The next version of Direct3D adds a Compute Shader to the pipeline, and will be unveiled at Gamefest 2008
With the exception of a brief appearance in Assassin’s Creed, we’ve yet to see a game that really takes advantage of DirectX 10.1, but Microsoft already plans to show off its next 3D API, Direct3D 11, at Gamefest 2008 this month.
Gamefest is Microsoft’s gaming technology conference, and it takes place on 22 and 23 July in Seattle, Washington. According to the conference’s schedule, several talks are planned about Direct3D 11, covering the new graphics pipeline, tessellation, HLSL (high level shading language) 5.0 and, perhaps most significantly, the new Compute Shader.

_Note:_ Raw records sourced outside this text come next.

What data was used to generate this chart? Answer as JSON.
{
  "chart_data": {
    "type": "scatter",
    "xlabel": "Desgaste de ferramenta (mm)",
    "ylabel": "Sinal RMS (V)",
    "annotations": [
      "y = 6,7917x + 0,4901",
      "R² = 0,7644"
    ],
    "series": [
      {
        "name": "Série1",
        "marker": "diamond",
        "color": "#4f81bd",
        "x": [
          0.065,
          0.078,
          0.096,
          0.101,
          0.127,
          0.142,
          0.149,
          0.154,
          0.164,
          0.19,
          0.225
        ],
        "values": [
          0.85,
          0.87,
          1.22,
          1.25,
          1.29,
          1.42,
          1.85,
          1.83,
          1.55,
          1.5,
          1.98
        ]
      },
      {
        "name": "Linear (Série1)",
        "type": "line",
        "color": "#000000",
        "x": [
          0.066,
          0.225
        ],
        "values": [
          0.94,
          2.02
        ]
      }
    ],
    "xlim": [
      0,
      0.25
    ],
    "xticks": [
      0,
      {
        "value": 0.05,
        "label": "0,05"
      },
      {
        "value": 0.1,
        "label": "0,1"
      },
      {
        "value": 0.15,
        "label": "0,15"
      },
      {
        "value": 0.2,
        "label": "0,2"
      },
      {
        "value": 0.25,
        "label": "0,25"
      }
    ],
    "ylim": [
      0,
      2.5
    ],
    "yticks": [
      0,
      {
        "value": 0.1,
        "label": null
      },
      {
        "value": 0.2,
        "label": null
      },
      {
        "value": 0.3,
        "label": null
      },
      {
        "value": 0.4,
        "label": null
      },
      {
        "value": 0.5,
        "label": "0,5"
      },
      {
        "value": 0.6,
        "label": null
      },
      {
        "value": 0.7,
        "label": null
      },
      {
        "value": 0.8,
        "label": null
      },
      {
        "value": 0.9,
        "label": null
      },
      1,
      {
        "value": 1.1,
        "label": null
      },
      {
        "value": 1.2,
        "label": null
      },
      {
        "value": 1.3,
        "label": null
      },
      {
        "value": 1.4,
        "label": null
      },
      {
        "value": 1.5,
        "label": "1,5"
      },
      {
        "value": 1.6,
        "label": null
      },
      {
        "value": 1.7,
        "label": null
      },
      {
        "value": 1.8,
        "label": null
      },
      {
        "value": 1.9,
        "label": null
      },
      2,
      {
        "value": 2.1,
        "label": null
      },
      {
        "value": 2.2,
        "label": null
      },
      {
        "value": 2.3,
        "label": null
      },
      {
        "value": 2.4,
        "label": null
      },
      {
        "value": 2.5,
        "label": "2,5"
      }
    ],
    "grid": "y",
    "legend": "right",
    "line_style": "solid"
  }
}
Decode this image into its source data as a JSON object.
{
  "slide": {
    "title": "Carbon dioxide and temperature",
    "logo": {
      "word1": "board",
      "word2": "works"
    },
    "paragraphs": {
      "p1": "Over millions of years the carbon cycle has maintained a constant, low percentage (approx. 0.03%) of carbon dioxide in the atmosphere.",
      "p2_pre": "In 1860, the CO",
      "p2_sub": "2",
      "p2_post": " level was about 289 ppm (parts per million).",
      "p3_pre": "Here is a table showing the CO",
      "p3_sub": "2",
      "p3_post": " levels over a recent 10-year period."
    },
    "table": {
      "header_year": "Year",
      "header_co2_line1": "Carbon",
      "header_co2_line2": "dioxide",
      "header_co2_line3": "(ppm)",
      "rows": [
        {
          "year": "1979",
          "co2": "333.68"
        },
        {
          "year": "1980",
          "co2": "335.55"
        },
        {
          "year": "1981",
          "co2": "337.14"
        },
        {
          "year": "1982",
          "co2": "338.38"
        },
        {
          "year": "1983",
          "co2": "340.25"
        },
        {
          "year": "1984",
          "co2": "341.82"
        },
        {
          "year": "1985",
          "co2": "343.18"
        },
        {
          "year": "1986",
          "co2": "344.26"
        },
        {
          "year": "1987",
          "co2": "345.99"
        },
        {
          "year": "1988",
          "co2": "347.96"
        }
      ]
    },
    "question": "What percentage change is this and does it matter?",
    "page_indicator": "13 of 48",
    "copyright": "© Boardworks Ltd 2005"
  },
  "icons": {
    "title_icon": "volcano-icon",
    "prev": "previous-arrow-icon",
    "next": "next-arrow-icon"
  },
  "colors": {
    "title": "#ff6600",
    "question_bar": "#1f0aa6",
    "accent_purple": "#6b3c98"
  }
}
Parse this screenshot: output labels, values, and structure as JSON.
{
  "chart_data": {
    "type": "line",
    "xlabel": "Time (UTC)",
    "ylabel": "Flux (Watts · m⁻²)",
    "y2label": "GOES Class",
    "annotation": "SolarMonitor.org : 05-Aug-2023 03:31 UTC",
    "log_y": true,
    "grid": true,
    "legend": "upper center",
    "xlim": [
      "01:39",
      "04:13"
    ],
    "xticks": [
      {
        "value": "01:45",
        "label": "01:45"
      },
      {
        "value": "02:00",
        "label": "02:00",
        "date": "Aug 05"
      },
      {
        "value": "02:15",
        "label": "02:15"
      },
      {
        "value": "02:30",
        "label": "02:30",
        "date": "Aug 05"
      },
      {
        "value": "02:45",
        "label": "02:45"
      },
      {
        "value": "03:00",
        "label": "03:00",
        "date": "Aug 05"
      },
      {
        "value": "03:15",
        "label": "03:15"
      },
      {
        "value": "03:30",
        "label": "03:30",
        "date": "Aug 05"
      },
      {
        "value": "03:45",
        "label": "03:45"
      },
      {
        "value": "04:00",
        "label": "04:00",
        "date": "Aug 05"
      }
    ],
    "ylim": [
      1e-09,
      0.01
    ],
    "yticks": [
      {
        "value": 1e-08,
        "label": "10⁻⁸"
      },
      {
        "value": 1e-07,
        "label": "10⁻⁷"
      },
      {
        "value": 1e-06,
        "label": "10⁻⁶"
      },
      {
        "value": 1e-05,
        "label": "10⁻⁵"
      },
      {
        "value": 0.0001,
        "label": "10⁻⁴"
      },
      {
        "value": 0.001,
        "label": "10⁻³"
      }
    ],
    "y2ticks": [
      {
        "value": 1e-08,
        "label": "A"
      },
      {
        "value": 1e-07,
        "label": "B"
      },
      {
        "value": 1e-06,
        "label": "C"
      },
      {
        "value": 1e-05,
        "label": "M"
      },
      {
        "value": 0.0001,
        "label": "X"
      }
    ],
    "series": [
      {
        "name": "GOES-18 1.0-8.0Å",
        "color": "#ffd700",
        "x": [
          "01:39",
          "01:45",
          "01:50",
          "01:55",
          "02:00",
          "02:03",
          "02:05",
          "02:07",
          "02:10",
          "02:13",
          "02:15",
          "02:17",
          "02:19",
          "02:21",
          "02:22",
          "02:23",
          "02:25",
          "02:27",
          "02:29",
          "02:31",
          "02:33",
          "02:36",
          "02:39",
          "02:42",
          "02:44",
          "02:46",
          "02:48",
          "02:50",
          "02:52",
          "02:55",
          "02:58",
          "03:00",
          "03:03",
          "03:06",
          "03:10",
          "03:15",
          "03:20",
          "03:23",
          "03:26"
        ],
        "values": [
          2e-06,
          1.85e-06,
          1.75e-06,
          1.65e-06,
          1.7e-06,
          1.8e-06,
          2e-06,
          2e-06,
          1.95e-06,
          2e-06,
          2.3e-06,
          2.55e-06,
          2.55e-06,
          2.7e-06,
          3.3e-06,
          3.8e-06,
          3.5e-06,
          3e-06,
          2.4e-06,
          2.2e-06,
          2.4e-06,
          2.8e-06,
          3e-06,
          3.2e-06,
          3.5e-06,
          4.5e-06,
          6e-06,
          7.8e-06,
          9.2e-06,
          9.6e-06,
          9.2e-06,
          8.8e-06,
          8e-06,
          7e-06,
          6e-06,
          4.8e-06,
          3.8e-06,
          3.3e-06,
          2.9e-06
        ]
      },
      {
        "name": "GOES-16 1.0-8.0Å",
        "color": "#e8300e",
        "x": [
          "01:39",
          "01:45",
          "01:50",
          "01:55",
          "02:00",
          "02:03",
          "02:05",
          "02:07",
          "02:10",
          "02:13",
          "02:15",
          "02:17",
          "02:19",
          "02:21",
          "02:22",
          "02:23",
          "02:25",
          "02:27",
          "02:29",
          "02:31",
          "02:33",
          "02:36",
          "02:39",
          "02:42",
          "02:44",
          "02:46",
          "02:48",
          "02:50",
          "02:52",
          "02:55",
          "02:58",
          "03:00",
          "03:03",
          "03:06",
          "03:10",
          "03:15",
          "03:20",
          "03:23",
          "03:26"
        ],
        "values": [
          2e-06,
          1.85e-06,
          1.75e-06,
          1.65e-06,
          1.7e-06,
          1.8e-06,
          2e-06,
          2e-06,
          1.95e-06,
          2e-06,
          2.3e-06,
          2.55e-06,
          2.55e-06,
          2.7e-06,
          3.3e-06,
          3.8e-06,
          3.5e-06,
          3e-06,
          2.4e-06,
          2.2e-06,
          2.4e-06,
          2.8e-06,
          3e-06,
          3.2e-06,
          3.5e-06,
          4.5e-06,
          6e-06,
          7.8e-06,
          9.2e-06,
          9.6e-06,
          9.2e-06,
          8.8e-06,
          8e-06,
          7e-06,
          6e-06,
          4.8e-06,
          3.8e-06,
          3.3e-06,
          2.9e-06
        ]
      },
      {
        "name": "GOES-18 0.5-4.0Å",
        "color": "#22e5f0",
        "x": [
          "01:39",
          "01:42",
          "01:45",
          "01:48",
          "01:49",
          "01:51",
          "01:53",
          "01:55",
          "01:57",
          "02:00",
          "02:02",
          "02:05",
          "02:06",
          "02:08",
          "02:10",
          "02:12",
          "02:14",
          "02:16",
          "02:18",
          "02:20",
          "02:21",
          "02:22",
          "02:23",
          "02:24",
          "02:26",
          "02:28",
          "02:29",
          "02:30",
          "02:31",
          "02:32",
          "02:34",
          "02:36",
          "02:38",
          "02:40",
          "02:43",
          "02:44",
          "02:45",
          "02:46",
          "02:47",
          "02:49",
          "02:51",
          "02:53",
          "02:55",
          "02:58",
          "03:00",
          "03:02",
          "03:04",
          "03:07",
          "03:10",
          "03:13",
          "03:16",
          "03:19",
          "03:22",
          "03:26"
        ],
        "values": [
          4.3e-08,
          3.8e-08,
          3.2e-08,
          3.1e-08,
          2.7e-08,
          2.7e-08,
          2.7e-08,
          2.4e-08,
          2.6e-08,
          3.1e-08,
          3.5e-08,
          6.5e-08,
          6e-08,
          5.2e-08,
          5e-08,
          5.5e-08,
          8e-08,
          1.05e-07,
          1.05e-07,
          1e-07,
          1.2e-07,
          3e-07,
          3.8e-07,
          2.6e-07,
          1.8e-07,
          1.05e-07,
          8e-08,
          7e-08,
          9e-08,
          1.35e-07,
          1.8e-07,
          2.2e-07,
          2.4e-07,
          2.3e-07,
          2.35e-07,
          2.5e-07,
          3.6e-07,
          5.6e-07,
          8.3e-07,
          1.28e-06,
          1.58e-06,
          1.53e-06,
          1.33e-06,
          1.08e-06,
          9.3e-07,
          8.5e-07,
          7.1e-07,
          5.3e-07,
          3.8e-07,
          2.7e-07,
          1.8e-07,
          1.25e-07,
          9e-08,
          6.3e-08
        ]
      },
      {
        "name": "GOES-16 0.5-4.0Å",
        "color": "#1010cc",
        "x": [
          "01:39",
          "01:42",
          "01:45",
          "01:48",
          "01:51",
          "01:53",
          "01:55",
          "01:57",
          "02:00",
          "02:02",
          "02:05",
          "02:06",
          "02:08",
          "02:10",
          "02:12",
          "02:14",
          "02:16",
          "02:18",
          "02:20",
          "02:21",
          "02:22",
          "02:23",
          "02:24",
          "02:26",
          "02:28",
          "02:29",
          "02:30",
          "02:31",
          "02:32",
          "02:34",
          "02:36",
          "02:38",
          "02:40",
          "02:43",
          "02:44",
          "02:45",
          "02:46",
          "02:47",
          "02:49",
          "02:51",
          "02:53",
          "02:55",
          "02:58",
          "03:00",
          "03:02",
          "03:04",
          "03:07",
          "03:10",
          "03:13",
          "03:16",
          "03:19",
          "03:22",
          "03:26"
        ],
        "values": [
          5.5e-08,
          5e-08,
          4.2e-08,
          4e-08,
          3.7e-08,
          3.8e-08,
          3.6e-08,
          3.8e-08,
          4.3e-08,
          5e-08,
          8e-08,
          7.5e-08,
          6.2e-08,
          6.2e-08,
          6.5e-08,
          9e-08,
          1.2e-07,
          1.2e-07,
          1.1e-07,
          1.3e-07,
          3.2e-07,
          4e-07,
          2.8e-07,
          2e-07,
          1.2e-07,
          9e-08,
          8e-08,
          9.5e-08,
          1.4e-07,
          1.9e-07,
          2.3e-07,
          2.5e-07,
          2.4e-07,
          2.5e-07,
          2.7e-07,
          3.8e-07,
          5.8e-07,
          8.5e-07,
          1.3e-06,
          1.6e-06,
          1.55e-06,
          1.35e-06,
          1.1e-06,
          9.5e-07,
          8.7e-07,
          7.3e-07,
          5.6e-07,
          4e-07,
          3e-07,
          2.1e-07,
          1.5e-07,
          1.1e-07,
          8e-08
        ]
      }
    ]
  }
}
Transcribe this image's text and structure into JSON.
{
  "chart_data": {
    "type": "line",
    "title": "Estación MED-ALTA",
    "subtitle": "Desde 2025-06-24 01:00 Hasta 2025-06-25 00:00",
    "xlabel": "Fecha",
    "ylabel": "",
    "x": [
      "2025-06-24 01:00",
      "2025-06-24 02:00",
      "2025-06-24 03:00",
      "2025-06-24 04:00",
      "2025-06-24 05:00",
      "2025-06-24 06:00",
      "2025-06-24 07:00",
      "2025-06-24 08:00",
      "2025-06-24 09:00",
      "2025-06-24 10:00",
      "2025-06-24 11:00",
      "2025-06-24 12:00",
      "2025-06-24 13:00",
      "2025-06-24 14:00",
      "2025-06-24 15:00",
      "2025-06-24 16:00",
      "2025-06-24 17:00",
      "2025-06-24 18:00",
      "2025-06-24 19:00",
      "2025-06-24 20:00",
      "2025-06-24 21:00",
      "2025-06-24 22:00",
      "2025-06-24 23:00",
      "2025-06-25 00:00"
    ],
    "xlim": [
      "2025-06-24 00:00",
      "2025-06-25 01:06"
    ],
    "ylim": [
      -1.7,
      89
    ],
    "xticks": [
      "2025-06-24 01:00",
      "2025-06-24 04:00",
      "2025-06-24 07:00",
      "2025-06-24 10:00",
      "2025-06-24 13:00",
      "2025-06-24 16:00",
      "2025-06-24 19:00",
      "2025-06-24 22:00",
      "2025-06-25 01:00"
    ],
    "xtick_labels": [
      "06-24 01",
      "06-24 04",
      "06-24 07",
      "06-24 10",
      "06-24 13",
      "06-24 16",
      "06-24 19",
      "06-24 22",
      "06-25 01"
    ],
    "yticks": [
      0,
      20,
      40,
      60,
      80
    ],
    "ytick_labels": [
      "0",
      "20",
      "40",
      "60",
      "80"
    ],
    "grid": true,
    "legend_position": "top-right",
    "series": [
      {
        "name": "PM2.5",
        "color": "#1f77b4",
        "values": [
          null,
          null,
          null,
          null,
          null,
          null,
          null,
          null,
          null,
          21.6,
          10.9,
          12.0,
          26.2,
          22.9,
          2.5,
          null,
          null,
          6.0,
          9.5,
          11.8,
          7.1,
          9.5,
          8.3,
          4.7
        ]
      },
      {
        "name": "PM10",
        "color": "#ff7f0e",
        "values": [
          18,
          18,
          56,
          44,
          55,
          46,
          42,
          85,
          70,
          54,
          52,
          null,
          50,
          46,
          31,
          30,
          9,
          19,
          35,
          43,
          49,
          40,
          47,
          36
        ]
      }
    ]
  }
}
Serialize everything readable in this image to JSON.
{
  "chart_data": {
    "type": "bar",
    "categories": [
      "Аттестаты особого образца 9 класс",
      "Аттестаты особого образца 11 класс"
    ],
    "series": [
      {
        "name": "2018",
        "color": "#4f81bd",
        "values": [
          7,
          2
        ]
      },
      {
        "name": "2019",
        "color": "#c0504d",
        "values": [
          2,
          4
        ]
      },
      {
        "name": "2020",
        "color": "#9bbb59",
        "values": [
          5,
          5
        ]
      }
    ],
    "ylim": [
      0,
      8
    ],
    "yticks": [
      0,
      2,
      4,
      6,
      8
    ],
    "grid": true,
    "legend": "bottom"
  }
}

We first heard about the Compute Shader back in November 2007, where our source from the graphics business revealed that it was a way of accessing the horsepower of a GPU without having to go through a graphics API. At the time, they also said that it would be ‘the more likely route that games developers will go down for physics, but that was before Nvidia had bought Ageia.
Microsoft has already spilled a few details about the Compute Shader on the Gamefest site, saying that it ‘opens the door to operations on more general data-structures than just arrays, and to new classes of algorithms as well.’ According to the Gamefest site, key features of the Compute Shader include ‘communication of data between threads, and a rich set of primitives for random access and streaming I/O operations.’ The site claims that this could speed up imaging and post-processing effects, while also opening up ‘new techniques’ to Direct3D 11 hardware.
As well as this, the site also gives a few details about how Direct3D 11 will handle tessellation, saying that the API ‘contains new programmable and fixed function stages designed to enable powerful, flexible tessellation approaches at interactive frame rates in games.’ Meanwhile, HLSL 5.0 is promised to bring ‘support for Dynamic Shader Linkage.’
Of course, this is a gaming tech conference, rather than an official launch, and it’s likely to be a fair while before Direct3D 11 is fully released. However, the Compute Shader is now official, and we’re likely to know more about the forthcoming graphics API after Gamefest 2008.